Intelligent Fault Diagnosis Method for Gearboxes Based on Deep Transfer Learning
Zhenghao Wu, Huajun Bai, Hao Yan, Xianbiao Zhan, Chiming Guo, Xisheng Jia
Abstract
The complex operating environment of gearboxes and the easy interference of early fault feature information make fault identification difficult. This paper proposes a fault diagnosis method based on a combination of whale optimization algorithm (WOA), variational mode decomposition (VMD), and deep transfer learning. First, the VMD is optimized by using the WOA, and the minimum sample entropy is used as the fitness function to solve for the K value and penalty parameter α corresponding to the optimal decomposition of the VMD, and the correlation coefficient is used to reconstruct the signal.

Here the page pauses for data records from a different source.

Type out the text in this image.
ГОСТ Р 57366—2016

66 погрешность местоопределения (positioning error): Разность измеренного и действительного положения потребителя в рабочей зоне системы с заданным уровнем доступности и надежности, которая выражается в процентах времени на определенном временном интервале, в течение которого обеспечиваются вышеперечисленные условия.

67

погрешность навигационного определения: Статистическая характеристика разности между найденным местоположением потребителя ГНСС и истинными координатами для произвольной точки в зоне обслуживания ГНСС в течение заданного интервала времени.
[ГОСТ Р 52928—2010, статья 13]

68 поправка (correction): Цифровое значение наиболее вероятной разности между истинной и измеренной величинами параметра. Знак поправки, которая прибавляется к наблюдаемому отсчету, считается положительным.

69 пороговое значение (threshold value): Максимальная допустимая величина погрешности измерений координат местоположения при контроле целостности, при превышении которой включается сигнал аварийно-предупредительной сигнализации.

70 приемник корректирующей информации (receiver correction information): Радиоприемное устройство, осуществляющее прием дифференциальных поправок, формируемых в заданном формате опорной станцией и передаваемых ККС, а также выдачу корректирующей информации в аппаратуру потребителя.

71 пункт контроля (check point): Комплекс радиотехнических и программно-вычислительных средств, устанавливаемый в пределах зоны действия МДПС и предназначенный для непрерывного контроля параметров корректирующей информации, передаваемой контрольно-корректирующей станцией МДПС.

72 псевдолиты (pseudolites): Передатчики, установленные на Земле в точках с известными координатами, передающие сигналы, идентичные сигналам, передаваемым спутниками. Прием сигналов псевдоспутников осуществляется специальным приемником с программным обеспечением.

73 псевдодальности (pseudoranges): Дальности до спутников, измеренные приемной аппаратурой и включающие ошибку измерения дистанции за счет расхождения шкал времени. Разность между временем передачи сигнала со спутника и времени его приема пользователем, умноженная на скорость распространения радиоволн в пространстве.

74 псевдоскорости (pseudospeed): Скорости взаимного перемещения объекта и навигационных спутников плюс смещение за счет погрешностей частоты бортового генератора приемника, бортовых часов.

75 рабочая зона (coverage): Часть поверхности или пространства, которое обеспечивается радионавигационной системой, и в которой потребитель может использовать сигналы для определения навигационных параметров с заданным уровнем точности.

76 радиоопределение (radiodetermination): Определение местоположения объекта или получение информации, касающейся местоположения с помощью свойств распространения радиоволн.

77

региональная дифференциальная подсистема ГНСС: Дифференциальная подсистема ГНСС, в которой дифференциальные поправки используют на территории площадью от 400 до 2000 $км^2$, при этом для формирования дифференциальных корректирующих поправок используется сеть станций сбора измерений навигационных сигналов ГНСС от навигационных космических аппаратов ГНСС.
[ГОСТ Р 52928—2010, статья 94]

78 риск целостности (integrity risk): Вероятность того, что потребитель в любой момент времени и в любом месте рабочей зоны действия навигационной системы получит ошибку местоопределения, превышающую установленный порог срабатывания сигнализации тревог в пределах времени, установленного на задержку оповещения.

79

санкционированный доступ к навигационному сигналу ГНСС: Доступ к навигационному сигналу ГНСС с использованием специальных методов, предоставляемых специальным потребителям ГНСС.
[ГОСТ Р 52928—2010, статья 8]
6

Second, the reconstructed signal after reducing noise is used to generate a two-dimensional image using the continuous wavelet transform method as the transfer learning target domain data. Finally, the AlexNet model is used as the transfer object, which is pretrained and fine-tuned with model parameters to make it suitable for early crack fault diagnosis in gearboxes. The experimental results show that the method proposed in this paper can effectively reduce the noise of gearbox vibration signals under a complex working environment, and the fault diagnosis method of using transfer learning is effective and achieves high accuracy of fault diagnosis.